Medicaid payments inadequate
Tribune Editorial
It can be argued that people in the U.S. whose health care is covered by Medicaid are among society’s most vulnerable members. They are the least likely to have any kind of medical insurance.
If persons who meet Medicaid eligibility are to receive health care at all, they have to depend on a health care facility and its staff to treat them in anticipation that reimbursement will make it worthwhile for the providers.
The federal government normally comes to mind when people talk about Medicaid. And it does cost the nation’s treasury, for its share, about $200 billion annually for the 55 million people who get Medicaid health care.
But the pertinent fact is that it’s a program administered by the states, and there is no uniformity from state to state in how much a medical provider is reimbursed for providing Medicaid care.
In stark terms, the federal and state combination of reimbursement would make it seem that it’s worth more to treat poor and disabled people in Minnesota than those in North Dakota. Not only does that neighbor make it more palatable to providers to give Medicaid care but also hospitals and health care givers in South Dakota and Montana do better than in this state.
That should change, because a Medicaid patient here receives health care as good as provided in the neighboring states. But that would cost North Dakota money — a lot of money.
An independent study ordered by the 2005 Legislature looked at costs and reckoned that to bring the reimbursement level up to some kind of adequacy, there would have to be $417.7 million for Medicaid reimbursement in the budget of the Department of Human Services. The baseline budget request by Human Services for the next biennium comes in at $389.8 million, which in his executive budget, Gov. John Hoeven increased to $401.9 million.
The study concluded that to put Medicaid patient reimbursement to hospitals and providers on an even keel with how Medicare pays, the budget amount would have to be $438.3 million.
True, North Dakota has a budget surplus, but it can’t pay for everything.
Phasing in increases may hold promise, even though the cost to providers to provide health care keeps rising relentlessly.
There is an issue of fairness. It simply is unjust that a hospital in Minnesota should receive a 44.3 percent greater reimbursement rate than a hospital in Bismarck that gives identical care.
North Dakota can be smug about having the lowest rate of some things. Crime rates come to mind.
But it’s nothing to be proud of that treating a Medicaid patient is done at one of the lowest payment rates in the nation.

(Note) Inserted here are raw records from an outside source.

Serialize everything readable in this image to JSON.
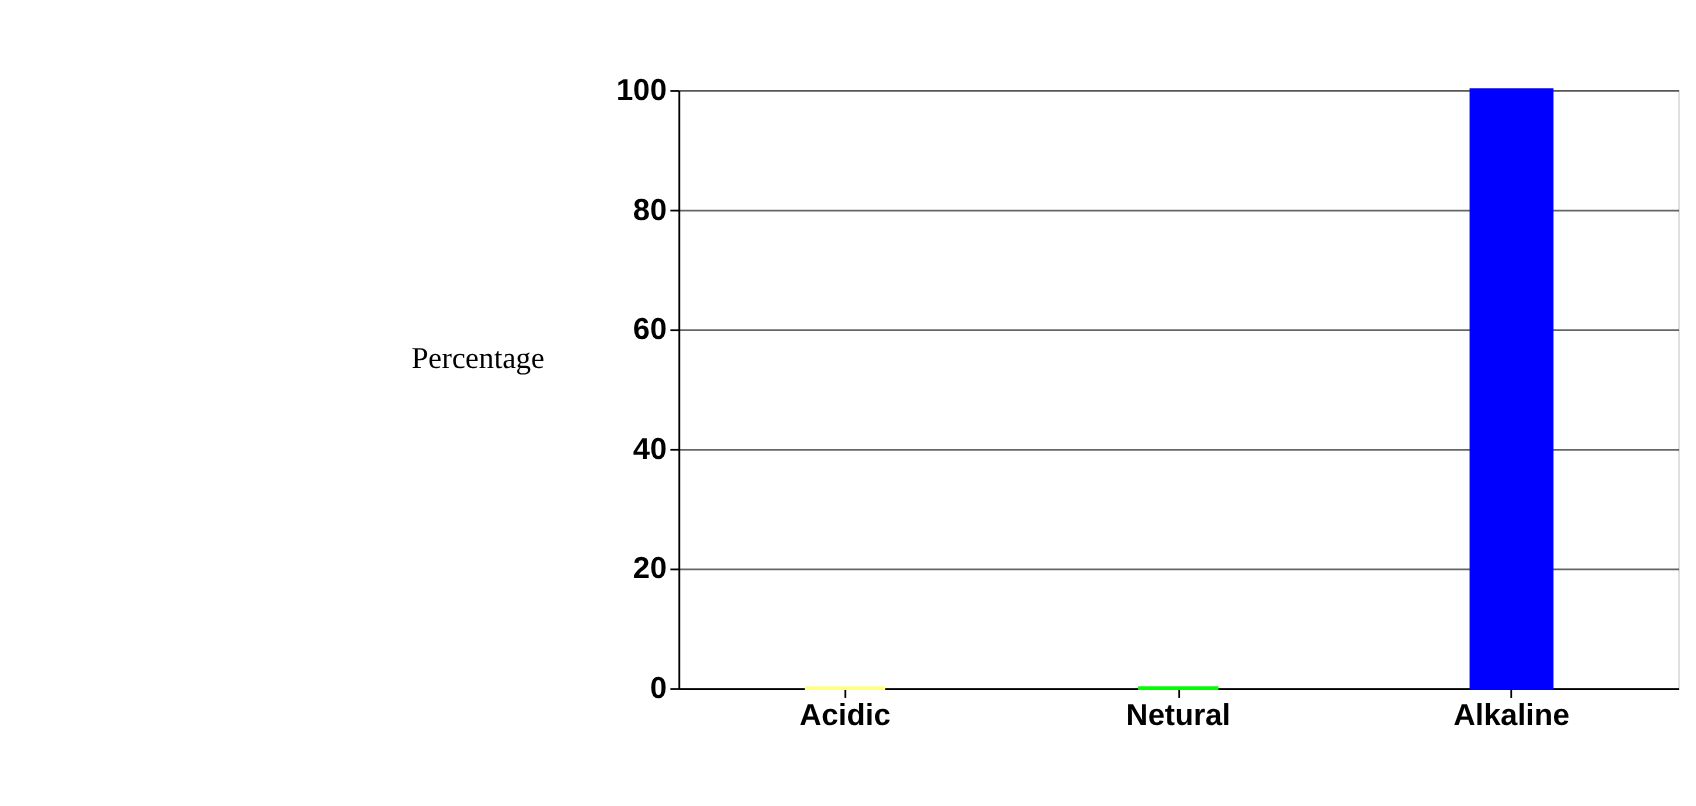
{
  "chart_data": {
    "type": "bar",
    "ylabel": "Percentage",
    "categories": [
      "Acidic",
      "Netural",
      "Alkaline"
    ],
    "values": [
      0,
      0,
      100
    ],
    "colors": [
      "#ffff80",
      "#00ff00",
      "#0000ff"
    ],
    "ylim": [
      0,
      100
    ],
    "yticks": [
      0,
      20,
      40,
      60,
      80,
      100
    ],
    "grid": "y"
  }
}
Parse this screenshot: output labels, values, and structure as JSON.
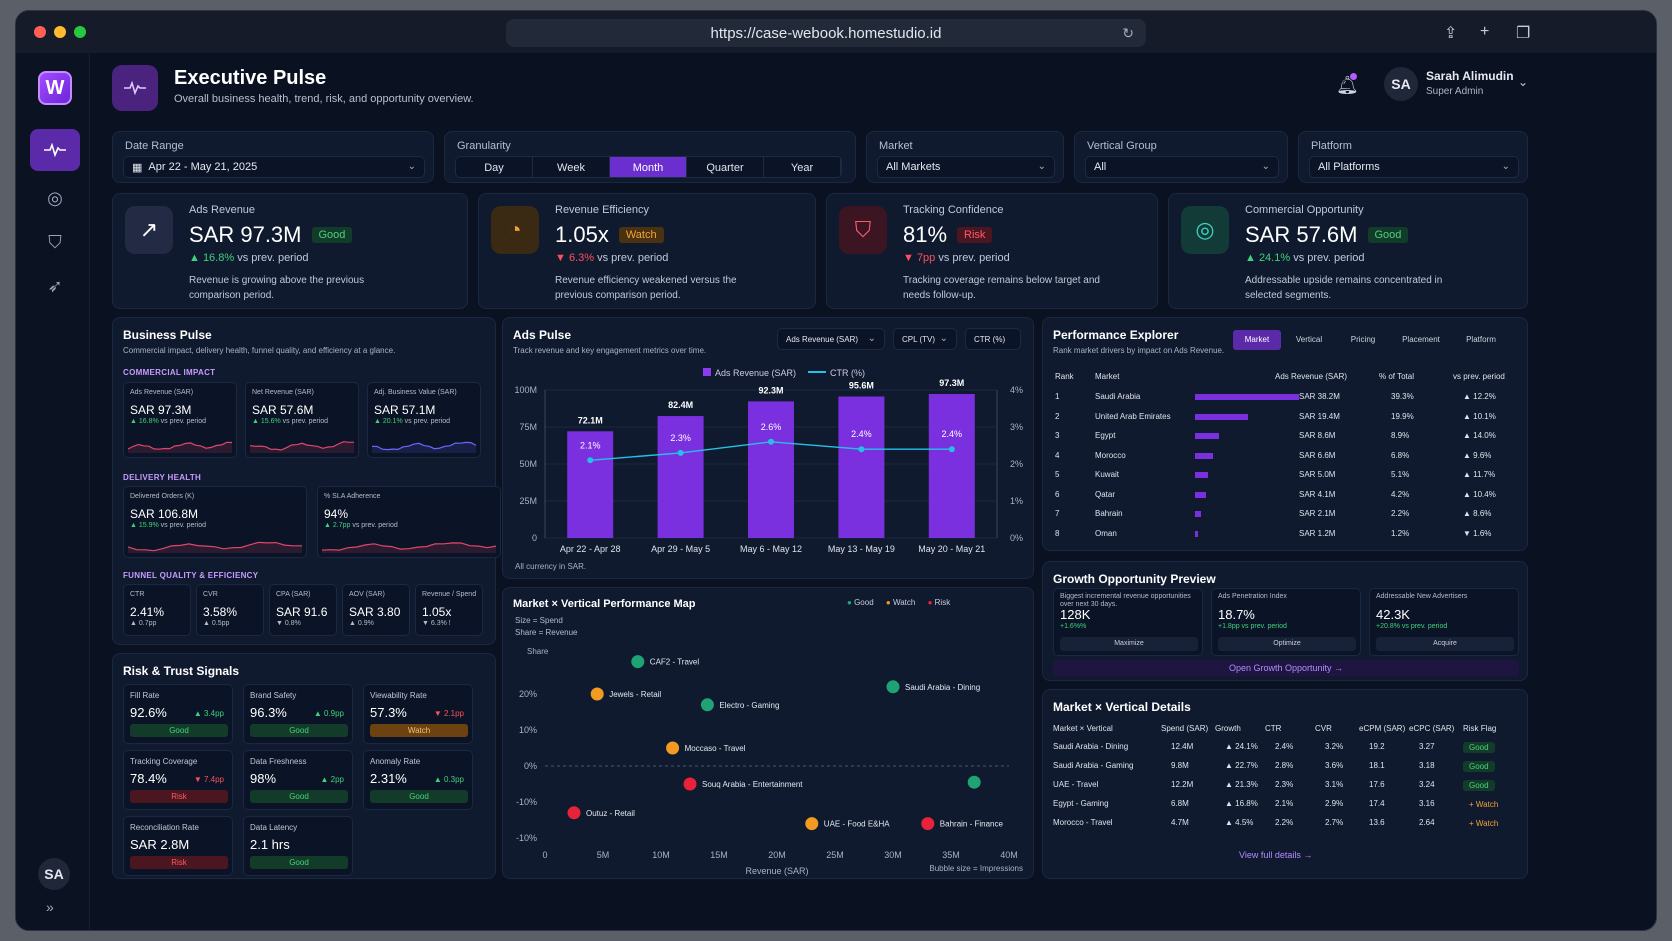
{
  "browser": {
    "url": "https://case-webook.homestudio.id"
  },
  "sidebar": {
    "logo": "W",
    "avatar": "SA",
    "collapse": "»"
  },
  "header": {
    "title": "Executive Pulse",
    "subtitle": "Overall business health, trend, risk, and opportunity overview.",
    "user_initials": "SA",
    "user_name": "Sarah Alimudin",
    "user_role": "Super Admin"
  },
  "filters": {
    "date_label": "Date Range",
    "date_value": "Apr 22 - May 21, 2025",
    "gran_label": "Granularity",
    "granularity": [
      "Day",
      "Week",
      "Month",
      "Quarter",
      "Year"
    ],
    "market_label": "Market",
    "market_value": "All Markets",
    "vertical_label": "Vertical Group",
    "vertical_value": "All",
    "platform_label": "Platform",
    "platform_value": "All Platforms"
  },
  "kpis": [
    {
      "label": "Ads Revenue",
      "value": "SAR 97.3M",
      "badge": "Good",
      "delta": "▲ 16.8%",
      "delta_text": " vs prev. period",
      "desc": "Revenue is growing above the previous comparison period."
    },
    {
      "label": "Revenue Efficiency",
      "value": "1.05x",
      "badge": "Watch",
      "delta": "▼ 6.3%",
      "delta_text": " vs prev. period",
      "desc": "Revenue efficiency weakened versus the previous comparison period."
    },
    {
      "label": "Tracking Confidence",
      "value": "81%",
      "badge": "Risk",
      "delta": "▼ 7pp",
      "delta_text": " vs prev. period",
      "desc": "Tracking coverage remains below target and needs follow-up."
    },
    {
      "label": "Commercial Opportunity",
      "value": "SAR 57.6M",
      "badge": "Good",
      "delta": "▲ 24.1%",
      "delta_text": " vs prev. period",
      "desc": "Addressable upside remains concentrated in selected segments."
    }
  ],
  "business_pulse": {
    "title": "Business Pulse",
    "subtitle": "Commercial impact, delivery health, funnel quality, and efficiency at a glance.",
    "sec1": "COMMERCIAL IMPACT",
    "sec2": "DELIVERY HEALTH",
    "sec3": "FUNNEL QUALITY & EFFICIENCY",
    "commercial": [
      {
        "label": "Ads Revenue (SAR)",
        "value": "SAR 97.3M",
        "delta": "▲ 16.8%",
        "dt": " vs prev. period"
      },
      {
        "label": "Net Revenue (SAR)",
        "value": "SAR 57.6M",
        "delta": "▲ 15.6%",
        "dt": " vs prev. period"
      },
      {
        "label": "Adj. Business Value (SAR)",
        "value": "SAR 57.1M",
        "delta": "▲ 20.1%",
        "dt": " vs prev. period"
      }
    ],
    "delivery": [
      {
        "label": "Delivered Orders (K)",
        "value": "SAR 106.8M",
        "delta": "▲ 15.9%",
        "dt": " vs prev. period"
      },
      {
        "label": "% SLA Adherence",
        "value": "94%",
        "delta": "▲ 2.7pp",
        "dt": " vs prev. period"
      }
    ],
    "funnel": [
      {
        "label": "CTR",
        "value": "2.41%",
        "delta": "▲ 0.7pp"
      },
      {
        "label": "CVR",
        "value": "3.58%",
        "delta": "▲ 0.5pp"
      },
      {
        "label": "CPA (SAR)",
        "value": "SAR 91.6",
        "delta": "▼ 0.8%"
      },
      {
        "label": "AOV (SAR)",
        "value": "SAR 3.80",
        "delta": "▲ 0.9%"
      },
      {
        "label": "Revenue / Spend",
        "value": "1.05x",
        "delta": "▼ 6.3% !"
      }
    ]
  },
  "ads_pulse": {
    "title": "Ads Pulse",
    "subtitle": "Track revenue and key engagement metrics over time.",
    "sel1": "Ads Revenue (SAR)",
    "sel2": "CPL (TV)",
    "sel3": "CTR (%)",
    "legend1": "Ads Revenue (SAR)",
    "legend2": "CTR (%)",
    "footnote": "All currency in SAR."
  },
  "chart_data": {
    "type": "bar",
    "categories": [
      "Apr 22 - Apr 28",
      "Apr 29 - May 5",
      "May 6 - May 12",
      "May 13 - May 19",
      "May 20 - May 21"
    ],
    "series": [
      {
        "name": "Ads Revenue (SAR)",
        "values": [
          72.1,
          82.4,
          92.3,
          95.6,
          97.3
        ],
        "labels": [
          "72.1M",
          "82.4M",
          "92.3M",
          "95.6M",
          "97.3M"
        ]
      },
      {
        "name": "CTR (%)",
        "type": "line",
        "values": [
          2.1,
          2.3,
          2.6,
          2.4,
          2.4
        ],
        "labels": [
          "2.1%",
          "2.3%",
          "2.6%",
          "2.4%",
          "2.4%"
        ]
      }
    ],
    "ylim": [
      0,
      100
    ],
    "y_ticks": [
      "0",
      "25M",
      "50M",
      "75M",
      "100M"
    ],
    "y2lim": [
      0,
      4
    ],
    "y2_ticks": [
      "0%",
      "1%",
      "2%",
      "3%",
      "4%"
    ]
  },
  "perf": {
    "title": "Performance Explorer",
    "subtitle": "Rank market drivers by impact on Ads Revenue.",
    "tabs": [
      "Market",
      "Vertical",
      "Pricing",
      "Placement",
      "Platform"
    ],
    "cols": [
      "Rank",
      "Market",
      "Ads Revenue (SAR)",
      "% of Total",
      "vs prev. period"
    ],
    "rows": [
      {
        "rank": "1",
        "market": "Saudi Arabia",
        "rev": "SAR 38.2M",
        "pct": "39.3%",
        "d": "▲ 12.2%",
        "share": 39.3
      },
      {
        "rank": "2",
        "market": "United Arab Emirates",
        "rev": "SAR 19.4M",
        "pct": "19.9%",
        "d": "▲ 10.1%",
        "share": 19.9
      },
      {
        "rank": "3",
        "market": "Egypt",
        "rev": "SAR 8.6M",
        "pct": "8.9%",
        "d": "▲ 14.0%",
        "share": 8.9
      },
      {
        "rank": "4",
        "market": "Morocco",
        "rev": "SAR 6.6M",
        "pct": "6.8%",
        "d": "▲ 9.6%",
        "share": 6.8
      },
      {
        "rank": "5",
        "market": "Kuwait",
        "rev": "SAR 5.0M",
        "pct": "5.1%",
        "d": "▲ 11.7%",
        "share": 5.1
      },
      {
        "rank": "6",
        "market": "Qatar",
        "rev": "SAR 4.1M",
        "pct": "4.2%",
        "d": "▲ 10.4%",
        "share": 4.2
      },
      {
        "rank": "7",
        "market": "Bahrain",
        "rev": "SAR 2.1M",
        "pct": "2.2%",
        "d": "▲ 8.6%",
        "share": 2.2
      },
      {
        "rank": "8",
        "market": "Oman",
        "rev": "SAR 1.2M",
        "pct": "1.2%",
        "d": "▼ 1.6%",
        "share": 1.2
      }
    ]
  },
  "risk": {
    "title": "Risk & Trust Signals",
    "cards": [
      {
        "label": "Fill Rate",
        "value": "92.6%",
        "delta": "▲ 3.4pp",
        "badge": "Good"
      },
      {
        "label": "Brand Safety",
        "value": "96.3%",
        "delta": "▲ 0.9pp",
        "badge": "Good"
      },
      {
        "label": "Viewability Rate",
        "value": "57.3%",
        "delta": "▼ 2.1pp",
        "badge": "Watch"
      },
      {
        "label": "Tracking Coverage",
        "value": "78.4%",
        "delta": "▼ 7.4pp",
        "badge": "Risk"
      },
      {
        "label": "Data Freshness",
        "value": "98%",
        "delta": "▲ 2pp",
        "badge": "Good"
      },
      {
        "label": "Anomaly Rate",
        "value": "2.31%",
        "delta": "▲ 0.3pp",
        "badge": "Good"
      },
      {
        "label": "Reconciliation Rate",
        "value": "SAR 2.8M",
        "delta": "",
        "badge": "Risk"
      },
      {
        "label": "Data Latency",
        "value": "2.1 hrs",
        "delta": "",
        "badge": "Good"
      }
    ]
  },
  "map": {
    "title": "Market × Vertical Performance Map",
    "legend": [
      "Good",
      "Watch",
      "Risk"
    ],
    "size_note": "Size = Spend",
    "share_note": "Share = Revenue",
    "y_axis": "Share",
    "x_axis": "Revenue (SAR)",
    "bubble_note": "Bubble size = Impressions",
    "x_ticks": [
      "0",
      "5M",
      "10M",
      "15M",
      "20M",
      "25M",
      "30M",
      "35M",
      "40M"
    ],
    "y_ticks": [
      "20%",
      "10%",
      "0%",
      "-10%",
      "-10%"
    ],
    "points": [
      {
        "label": "CAF2 - Travel",
        "x": 8,
        "y": 29,
        "s": "good"
      },
      {
        "label": "Jewels - Retail",
        "x": 4.5,
        "y": 20,
        "s": "watch"
      },
      {
        "label": "Electro - Gaming",
        "x": 14,
        "y": 17,
        "s": "good"
      },
      {
        "label": "Saudi Arabia - Dining",
        "x": 30,
        "y": 22,
        "s": "good"
      },
      {
        "label": "Moccaso - Travel",
        "x": 11,
        "y": 5,
        "s": "watch"
      },
      {
        "label": "Souq Arabia - Entertainment",
        "x": 12.5,
        "y": -5,
        "s": "risk"
      },
      {
        "label": "",
        "x": 37,
        "y": -4.5,
        "s": "good"
      },
      {
        "label": "Outuz - Retail",
        "x": 2.5,
        "y": -13,
        "s": "risk"
      },
      {
        "label": "UAE - Food E&HA",
        "x": 23,
        "y": -16,
        "s": "watch"
      },
      {
        "label": "Bahrain - Finance",
        "x": 33,
        "y": -16,
        "s": "risk"
      }
    ]
  },
  "growth": {
    "title": "Growth Opportunity Preview",
    "cards": [
      {
        "label": "Biggest incremental revenue opportunities over next 30 days.",
        "value": "128K",
        "delta": "+1.6%%",
        "btn": "Maximize"
      },
      {
        "label": "Ads Penetration Index",
        "value": "18.7%",
        "delta": "+1.8pp vs prev. period",
        "btn": "Optimize"
      },
      {
        "label": "Addressable New Advertisers",
        "value": "42.3K",
        "delta": "+20.8% vs prev. period",
        "btn": "Acquire"
      }
    ],
    "cta": "Open Growth Opportunity →"
  },
  "details": {
    "title": "Market × Vertical Details",
    "cols": [
      "Market × Vertical",
      "Spend (SAR)",
      "Growth",
      "CTR",
      "CVR",
      "eCPM (SAR)",
      "eCPC (SAR)",
      "Risk Flag"
    ],
    "rows": [
      {
        "mv": "Saudi Arabia - Dining",
        "spend": "12.4M",
        "growth": "▲ 24.1%",
        "ctr": "2.4%",
        "cvr": "3.2%",
        "ecpm": "19.2",
        "ecpc": "3.27",
        "flag": "Good"
      },
      {
        "mv": "Saudi Arabia - Gaming",
        "spend": "9.8M",
        "growth": "▲ 22.7%",
        "ctr": "2.8%",
        "cvr": "3.6%",
        "ecpm": "18.1",
        "ecpc": "3.18",
        "flag": "Good"
      },
      {
        "mv": "UAE - Travel",
        "spend": "12.2M",
        "growth": "▲ 21.3%",
        "ctr": "2.3%",
        "cvr": "3.1%",
        "ecpm": "17.6",
        "ecpc": "3.24",
        "flag": "Good"
      },
      {
        "mv": "Egypt - Gaming",
        "spend": "6.8M",
        "growth": "▲ 16.8%",
        "ctr": "2.1%",
        "cvr": "2.9%",
        "ecpm": "17.4",
        "ecpc": "3.16",
        "flag": "+ Watch"
      },
      {
        "mv": "Morocco - Travel",
        "spend": "4.7M",
        "growth": "▲ 4.5%",
        "ctr": "2.2%",
        "cvr": "2.7%",
        "ecpm": "13.6",
        "ecpc": "2.64",
        "flag": "+ Watch"
      }
    ],
    "link": "View full details →"
  }
}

It’s no answer to reduce poor or disabled persons’ access to health care or cutting the quality. The list of mandatory services that Medicaid will pay for is short enough as it stands. The program doesn’t even have to pay for physical therapy or respiratory care for people dependent on ventilation.
The Legislature asked to be informed about the adequacy of the funding needed to reimburse hospitals and other providers that have Medicaid patients. The state paid $100,000 for the study alone.
Now the lawmakers have some hard choices to make. The amount of the appropriation to the Human Services appropriation could be raised, or left unchanged. What would be unacceptable is for health care to vulnerable North Dakotans to be curtailed.